I have this code which produces a Value error.
y = df['weather type']
# y is an array with the 11 unique values 0, 1, 2, 3, 4, 5, 6, 7, 8, 9, 10
# and of an 'object' type:
array([10, 10, 10, ..., 10, 10, 9])
# Encode the target variable (weather type) to numeric values -
# not sure if I should have done this step because it seems to have messed up my target labels?
y_le = LabelEncoder()
y = y_le.fit_transform(y)
# the unique values of y_le.classes_ are '0', '1', '10', '11', '12', '2', '3', '5', '6', '7', '8'
# the unique values of y_val are 0, 1, 3, 4, 5, 6, 7, 8, 9, 10
# Initialize the XGBoost classifier
xgb_model = xgb.XGBClassifier(objective='multi:softmax', num_class=len(le.classes_))
# Train the model
xgb_model.fit(X_train, y_train)
# Make predictions on the validation set
y_pred_val = grid_search.predict(X_val)
# Evaluate the model
# Print classification report and confusion matrix
print("nClassification Report:n", classification_report(y_val, y_pred_val, target_names=y_le.classes_))
The value error is as follows:
--------------------------------------------------------------------------
ValueError Traceback (most recent call last)
Cell In[292], line 6
2 y_pred_val = xgb_model.predict(X_val)
4 # Evaluate the model
5 # Print classification report and confusion matrix
----> 6 print("nClassification Report:n", classification_report(y_val, y_pred_val, target_names=y_le.classes_))
7 #print("nClassification Report:n", classification_report(y_val, y_pred_val, labels=range(len(y_le.classes_)), target_names=y_le.classes_))
File ~anaconda3libsite-packagessklearnmetrics_classification.py:2332, in classification_report(y_true, y_pred, labels, target_names, sample_weight, digits, output_dict, zero_division)
2326 warnings.warn(
2327 "labels size, {0}, does not match size of target_names, {1}".format(
2328 len(labels), len(target_names)
2329 )
2330 )
2331 else:
-> 2332 raise ValueError(
2333 "Number of classes, {0}, does not match size of "
2334 "target_names, {1}. Try specifying the labels "
2335 "parameter".format(len(labels), len(target_names))
2336 )
2337 if target_names is None:
2338 target_names = ["%s" % l for l in labels]

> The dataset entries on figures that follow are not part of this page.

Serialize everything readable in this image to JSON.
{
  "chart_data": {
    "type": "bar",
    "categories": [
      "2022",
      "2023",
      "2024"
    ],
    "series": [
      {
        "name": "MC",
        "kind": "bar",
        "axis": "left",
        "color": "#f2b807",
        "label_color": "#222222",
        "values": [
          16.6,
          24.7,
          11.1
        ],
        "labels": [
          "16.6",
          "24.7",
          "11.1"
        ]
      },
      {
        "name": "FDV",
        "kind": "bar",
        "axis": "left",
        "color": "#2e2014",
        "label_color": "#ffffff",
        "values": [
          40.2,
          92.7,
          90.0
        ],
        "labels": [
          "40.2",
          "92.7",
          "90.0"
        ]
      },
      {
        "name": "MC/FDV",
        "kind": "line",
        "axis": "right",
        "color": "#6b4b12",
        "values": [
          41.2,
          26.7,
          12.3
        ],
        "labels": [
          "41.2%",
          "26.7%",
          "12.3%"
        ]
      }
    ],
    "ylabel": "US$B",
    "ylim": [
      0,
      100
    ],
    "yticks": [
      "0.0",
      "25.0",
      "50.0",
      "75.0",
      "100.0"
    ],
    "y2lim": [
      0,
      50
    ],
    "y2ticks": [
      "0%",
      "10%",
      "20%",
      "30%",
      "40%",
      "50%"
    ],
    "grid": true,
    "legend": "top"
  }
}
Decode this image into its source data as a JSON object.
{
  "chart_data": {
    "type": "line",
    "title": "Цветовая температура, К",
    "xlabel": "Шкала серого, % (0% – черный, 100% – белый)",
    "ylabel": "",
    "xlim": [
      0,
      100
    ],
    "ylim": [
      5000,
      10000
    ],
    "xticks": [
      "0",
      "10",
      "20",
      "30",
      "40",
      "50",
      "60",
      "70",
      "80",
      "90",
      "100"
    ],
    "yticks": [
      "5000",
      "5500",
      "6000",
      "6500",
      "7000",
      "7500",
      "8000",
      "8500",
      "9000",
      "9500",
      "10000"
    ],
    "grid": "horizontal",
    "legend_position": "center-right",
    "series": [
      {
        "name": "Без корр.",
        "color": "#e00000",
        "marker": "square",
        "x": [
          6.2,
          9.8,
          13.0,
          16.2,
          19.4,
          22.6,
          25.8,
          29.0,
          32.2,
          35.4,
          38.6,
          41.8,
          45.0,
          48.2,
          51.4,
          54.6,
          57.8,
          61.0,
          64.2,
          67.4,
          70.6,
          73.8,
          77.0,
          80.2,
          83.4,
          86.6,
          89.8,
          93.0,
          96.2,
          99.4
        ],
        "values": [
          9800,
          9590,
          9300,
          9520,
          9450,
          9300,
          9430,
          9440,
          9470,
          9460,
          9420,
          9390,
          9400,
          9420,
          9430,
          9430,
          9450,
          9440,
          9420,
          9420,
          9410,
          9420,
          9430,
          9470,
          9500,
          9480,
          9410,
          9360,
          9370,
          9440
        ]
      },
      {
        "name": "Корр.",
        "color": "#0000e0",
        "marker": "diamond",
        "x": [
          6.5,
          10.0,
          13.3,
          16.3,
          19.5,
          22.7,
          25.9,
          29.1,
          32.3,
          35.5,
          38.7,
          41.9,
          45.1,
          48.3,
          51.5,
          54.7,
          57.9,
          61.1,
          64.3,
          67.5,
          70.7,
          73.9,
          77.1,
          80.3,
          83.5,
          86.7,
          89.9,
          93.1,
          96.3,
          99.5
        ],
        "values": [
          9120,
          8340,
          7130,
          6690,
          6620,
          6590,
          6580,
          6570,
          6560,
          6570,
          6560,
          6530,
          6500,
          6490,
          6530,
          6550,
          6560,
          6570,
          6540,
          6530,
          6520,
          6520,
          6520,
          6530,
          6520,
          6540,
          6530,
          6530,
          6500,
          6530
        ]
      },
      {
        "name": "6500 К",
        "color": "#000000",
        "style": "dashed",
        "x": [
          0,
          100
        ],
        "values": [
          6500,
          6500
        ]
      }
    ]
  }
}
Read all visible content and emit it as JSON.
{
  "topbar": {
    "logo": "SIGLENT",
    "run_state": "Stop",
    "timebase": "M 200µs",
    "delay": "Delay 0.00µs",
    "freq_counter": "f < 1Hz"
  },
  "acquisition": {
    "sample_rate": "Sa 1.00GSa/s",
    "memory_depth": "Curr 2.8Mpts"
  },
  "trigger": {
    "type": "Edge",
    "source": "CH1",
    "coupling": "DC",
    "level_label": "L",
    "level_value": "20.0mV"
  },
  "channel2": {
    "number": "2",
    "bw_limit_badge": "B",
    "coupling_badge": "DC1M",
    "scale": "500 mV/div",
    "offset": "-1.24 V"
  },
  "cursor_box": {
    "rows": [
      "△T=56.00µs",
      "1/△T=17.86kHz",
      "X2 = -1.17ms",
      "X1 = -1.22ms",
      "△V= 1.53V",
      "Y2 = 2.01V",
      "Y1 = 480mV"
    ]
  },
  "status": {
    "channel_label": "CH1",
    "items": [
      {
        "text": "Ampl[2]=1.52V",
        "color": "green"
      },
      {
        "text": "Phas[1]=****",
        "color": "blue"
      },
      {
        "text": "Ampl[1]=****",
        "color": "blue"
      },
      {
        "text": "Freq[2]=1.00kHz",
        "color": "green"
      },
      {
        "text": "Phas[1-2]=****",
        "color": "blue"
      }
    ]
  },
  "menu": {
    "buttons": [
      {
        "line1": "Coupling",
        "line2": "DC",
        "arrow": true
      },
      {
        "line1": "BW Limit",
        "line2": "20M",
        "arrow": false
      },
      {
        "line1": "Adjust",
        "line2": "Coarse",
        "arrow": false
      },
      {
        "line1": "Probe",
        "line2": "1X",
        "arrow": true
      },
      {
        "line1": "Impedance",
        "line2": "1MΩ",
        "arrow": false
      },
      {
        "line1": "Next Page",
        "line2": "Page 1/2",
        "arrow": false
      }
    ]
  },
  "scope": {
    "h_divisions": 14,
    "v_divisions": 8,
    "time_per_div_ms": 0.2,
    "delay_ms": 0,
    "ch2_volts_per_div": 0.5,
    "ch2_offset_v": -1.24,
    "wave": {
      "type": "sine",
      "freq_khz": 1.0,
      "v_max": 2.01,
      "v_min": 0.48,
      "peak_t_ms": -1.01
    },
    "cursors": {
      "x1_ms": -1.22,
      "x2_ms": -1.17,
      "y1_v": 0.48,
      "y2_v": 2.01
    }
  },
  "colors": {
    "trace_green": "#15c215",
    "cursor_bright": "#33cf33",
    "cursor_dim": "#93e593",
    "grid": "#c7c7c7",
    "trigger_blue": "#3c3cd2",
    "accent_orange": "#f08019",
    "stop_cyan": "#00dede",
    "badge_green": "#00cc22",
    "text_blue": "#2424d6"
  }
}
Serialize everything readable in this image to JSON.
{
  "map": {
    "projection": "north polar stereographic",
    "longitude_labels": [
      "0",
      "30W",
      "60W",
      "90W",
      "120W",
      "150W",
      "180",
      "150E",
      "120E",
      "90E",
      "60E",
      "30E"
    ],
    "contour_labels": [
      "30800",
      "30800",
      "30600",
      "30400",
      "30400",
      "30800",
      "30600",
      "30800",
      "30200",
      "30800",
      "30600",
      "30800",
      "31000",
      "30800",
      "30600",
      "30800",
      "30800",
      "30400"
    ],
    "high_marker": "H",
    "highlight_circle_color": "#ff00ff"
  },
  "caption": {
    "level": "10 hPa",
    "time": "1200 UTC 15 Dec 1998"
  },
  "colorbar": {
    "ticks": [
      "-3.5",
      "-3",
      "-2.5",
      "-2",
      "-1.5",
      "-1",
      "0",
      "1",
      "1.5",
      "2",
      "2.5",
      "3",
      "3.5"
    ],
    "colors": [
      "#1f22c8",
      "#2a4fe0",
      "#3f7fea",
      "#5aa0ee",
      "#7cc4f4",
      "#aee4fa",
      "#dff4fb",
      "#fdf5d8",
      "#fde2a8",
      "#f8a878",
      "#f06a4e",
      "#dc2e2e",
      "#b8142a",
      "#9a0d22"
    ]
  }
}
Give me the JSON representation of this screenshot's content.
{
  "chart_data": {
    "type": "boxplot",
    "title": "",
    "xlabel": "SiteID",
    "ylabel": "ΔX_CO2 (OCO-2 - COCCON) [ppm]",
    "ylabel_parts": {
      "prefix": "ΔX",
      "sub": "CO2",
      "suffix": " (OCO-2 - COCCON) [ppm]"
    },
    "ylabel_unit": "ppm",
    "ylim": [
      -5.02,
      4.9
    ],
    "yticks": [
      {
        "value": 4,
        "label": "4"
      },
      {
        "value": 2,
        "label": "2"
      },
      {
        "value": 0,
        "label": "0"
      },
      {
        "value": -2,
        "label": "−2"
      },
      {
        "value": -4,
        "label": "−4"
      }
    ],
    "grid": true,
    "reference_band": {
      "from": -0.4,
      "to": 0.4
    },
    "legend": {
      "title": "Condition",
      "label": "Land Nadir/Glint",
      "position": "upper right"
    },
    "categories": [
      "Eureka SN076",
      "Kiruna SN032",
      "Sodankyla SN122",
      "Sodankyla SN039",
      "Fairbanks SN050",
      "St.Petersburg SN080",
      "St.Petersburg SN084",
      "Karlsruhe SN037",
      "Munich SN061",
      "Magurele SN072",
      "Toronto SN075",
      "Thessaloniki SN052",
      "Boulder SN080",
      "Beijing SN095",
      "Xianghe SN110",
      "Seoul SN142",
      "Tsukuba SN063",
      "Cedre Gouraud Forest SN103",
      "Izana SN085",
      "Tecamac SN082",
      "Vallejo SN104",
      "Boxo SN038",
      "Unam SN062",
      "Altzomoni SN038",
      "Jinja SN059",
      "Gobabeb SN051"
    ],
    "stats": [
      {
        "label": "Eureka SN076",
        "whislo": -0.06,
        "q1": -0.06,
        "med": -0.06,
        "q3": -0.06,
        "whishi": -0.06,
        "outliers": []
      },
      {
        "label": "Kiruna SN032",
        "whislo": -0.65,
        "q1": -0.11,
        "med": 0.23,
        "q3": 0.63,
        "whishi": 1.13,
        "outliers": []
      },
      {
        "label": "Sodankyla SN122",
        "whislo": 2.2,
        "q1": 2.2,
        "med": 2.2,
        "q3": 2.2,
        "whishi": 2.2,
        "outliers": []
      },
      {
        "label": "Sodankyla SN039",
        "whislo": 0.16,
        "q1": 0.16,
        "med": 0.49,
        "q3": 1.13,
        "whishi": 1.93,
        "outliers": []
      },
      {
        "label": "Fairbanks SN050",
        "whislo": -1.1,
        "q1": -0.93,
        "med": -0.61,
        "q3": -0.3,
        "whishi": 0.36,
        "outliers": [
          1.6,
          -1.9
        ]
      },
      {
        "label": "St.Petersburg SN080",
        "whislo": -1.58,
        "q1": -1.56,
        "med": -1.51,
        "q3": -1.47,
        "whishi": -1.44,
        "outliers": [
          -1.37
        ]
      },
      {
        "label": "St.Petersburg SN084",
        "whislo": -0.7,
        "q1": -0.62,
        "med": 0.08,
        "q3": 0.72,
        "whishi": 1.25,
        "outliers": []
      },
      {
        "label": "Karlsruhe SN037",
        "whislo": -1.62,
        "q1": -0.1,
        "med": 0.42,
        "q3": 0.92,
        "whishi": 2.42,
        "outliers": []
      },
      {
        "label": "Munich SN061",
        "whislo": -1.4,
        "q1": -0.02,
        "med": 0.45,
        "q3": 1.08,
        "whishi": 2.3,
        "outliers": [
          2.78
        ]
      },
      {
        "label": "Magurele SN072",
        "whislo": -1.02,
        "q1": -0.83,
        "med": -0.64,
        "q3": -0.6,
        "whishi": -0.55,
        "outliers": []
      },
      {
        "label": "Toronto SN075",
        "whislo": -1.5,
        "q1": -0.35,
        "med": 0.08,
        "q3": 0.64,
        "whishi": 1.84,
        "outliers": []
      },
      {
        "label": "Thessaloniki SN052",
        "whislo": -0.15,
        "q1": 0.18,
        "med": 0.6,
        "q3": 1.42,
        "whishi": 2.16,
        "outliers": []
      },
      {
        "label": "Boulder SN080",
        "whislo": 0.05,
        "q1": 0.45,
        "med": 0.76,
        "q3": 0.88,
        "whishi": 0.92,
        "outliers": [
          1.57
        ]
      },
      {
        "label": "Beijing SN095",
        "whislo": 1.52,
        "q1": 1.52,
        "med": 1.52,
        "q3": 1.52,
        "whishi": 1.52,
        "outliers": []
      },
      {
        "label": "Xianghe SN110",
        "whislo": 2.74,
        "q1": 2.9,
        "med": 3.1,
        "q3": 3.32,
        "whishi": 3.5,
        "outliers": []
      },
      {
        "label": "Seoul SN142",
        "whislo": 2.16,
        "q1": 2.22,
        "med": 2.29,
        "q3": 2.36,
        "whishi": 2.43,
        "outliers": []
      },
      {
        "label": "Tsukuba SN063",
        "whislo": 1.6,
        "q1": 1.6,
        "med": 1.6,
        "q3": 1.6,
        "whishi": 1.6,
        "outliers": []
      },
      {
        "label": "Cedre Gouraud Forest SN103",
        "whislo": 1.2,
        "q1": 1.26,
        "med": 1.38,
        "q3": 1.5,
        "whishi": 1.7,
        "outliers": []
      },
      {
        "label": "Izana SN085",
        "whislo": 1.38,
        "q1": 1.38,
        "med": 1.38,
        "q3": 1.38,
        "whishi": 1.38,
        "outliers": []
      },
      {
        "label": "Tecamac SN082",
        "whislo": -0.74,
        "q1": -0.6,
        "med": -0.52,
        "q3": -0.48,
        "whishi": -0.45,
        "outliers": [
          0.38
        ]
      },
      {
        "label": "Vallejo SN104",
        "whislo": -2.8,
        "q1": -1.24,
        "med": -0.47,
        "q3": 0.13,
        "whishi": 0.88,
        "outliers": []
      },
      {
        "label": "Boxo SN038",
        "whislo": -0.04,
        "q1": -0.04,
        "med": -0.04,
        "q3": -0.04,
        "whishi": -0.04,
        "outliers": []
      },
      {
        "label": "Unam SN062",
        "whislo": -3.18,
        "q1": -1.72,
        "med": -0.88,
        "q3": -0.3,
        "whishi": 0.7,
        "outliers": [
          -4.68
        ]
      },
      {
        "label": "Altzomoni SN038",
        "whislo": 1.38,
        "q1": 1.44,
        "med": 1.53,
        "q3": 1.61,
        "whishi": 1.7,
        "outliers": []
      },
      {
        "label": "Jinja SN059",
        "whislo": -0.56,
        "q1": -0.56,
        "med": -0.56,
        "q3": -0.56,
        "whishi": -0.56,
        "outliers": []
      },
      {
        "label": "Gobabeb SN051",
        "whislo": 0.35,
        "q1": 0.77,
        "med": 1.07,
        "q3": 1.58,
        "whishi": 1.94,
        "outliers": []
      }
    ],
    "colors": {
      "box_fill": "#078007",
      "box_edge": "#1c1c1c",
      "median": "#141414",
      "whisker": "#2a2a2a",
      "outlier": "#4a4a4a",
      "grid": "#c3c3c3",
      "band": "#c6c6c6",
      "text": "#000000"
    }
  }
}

ValueError: Number of classes, 10, does not match size of target_names, 11. Try specifying the labels parameter
as far as I can see, I have already set target_names=y_le.classes_.
How to fix this?
Additionally my target variable, weather_type is an ‘object’ data type, and I am not sure if I should converted it to numeric for an XGBoost multi-classification model?